The demand for high performance will continue to skyrocket in the future, fueled by the drive to solve the challenging problems in scientific world and to provide the horsepower needed to support the compute-hungry use cases that continue to emerge in commercial and consumer space, such as machine learning and deep data analytics. Exploiting parallelism will be crucial in achieving the huge performance gain required to solve these problems. This talk will present the new Xeon Phi Processor, called Knights Landing, which is architected to provide massive amounts of parallelism in a manner that is accessible with general purpose programming.

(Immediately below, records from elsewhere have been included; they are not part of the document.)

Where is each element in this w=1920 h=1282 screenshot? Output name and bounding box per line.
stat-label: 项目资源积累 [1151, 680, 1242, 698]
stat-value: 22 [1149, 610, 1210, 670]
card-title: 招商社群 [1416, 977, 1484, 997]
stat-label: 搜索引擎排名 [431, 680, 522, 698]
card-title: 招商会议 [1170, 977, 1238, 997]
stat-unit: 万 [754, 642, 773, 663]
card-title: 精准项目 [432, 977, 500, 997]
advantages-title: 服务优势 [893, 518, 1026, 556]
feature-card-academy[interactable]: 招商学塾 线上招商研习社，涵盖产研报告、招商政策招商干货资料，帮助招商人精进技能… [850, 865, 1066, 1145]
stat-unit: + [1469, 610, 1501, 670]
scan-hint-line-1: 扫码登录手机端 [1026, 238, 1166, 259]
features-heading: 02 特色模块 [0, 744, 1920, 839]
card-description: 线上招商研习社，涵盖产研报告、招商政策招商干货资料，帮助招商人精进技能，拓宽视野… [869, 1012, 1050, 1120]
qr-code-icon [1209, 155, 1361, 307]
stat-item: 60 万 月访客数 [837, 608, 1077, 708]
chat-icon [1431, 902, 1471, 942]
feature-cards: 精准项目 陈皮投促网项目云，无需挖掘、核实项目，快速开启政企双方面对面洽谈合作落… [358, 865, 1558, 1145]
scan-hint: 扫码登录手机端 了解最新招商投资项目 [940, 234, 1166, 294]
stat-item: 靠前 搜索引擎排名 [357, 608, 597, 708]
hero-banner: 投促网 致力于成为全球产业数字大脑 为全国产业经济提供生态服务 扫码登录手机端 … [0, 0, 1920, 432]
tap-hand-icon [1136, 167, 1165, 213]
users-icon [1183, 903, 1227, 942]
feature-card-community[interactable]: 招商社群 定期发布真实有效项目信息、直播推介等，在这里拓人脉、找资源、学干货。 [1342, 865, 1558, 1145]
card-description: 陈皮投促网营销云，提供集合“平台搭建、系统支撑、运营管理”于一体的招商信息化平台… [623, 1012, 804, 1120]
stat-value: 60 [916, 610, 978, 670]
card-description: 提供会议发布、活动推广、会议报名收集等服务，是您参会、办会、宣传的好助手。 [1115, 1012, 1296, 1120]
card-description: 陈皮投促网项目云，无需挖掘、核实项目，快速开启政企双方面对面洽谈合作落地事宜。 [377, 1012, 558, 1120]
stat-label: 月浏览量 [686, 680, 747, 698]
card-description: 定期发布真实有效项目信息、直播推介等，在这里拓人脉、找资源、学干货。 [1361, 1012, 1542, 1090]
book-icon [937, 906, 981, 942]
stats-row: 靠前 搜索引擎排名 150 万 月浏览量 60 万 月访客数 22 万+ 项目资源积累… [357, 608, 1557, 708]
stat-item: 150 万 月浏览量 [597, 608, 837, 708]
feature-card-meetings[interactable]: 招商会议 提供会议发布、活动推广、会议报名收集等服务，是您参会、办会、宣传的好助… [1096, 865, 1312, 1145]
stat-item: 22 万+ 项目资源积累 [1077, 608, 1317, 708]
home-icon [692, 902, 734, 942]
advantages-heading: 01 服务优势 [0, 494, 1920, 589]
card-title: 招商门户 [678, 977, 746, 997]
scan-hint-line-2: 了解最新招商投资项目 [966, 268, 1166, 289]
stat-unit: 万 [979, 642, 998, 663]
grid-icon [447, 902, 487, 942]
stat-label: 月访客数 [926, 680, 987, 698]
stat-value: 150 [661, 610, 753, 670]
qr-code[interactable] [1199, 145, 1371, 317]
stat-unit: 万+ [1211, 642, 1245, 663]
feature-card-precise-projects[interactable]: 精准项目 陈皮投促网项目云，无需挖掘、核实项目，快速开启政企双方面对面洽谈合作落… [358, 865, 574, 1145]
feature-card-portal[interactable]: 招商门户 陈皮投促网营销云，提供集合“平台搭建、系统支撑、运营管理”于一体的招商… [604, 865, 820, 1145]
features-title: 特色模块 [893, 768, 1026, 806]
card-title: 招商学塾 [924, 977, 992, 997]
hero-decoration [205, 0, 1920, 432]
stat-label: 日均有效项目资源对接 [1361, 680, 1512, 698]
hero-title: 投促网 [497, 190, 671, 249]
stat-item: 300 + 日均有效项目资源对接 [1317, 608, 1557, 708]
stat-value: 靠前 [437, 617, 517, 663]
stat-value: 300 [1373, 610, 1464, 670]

The talk will provide insights into 1) the important architecture features of the processor and 2) the software technology to explore them. It will provide the inside story on the various architecture decisions made on Knights Landing – why we architected the processor the way we did, and on a few programming experience – how the general purpose programming model makes it easy to exploit parallelism on Xeon Phi. It will show measured performance numbers from the Knights Landing silicon on a range of workloads. The talk will conclude with showing the historical trends in architecture and what they mean for software as we extend the trends into the future.

Biography

sodaniAvinash Sodani is a Senior Principal Engineer at Intel Corporation and the chief architect of the Xeon-Phi Processor called Knights Landing. He specializes in the field of High Performance Computing (HPC). Previously, he was one of the architects of the 1st generation Core processor, called Nehalem, which has served as a foundation for today’s line of Intel Core processors. Avinash is a recognized expert in computer architecture and has been invited to deliver several keynotes and public talks on topics related to HPC and future of computing. Avinash holds over 20 US Patents and is known for seminal work on the concept of “Dynamic Instruction Reuse”.  He has a PhD and MS in Computer Science from University of Wisconsin-Madison and a B.Tech (Hon’s) in Computer Science from Indian Institute of Technology, Kharagpur in India.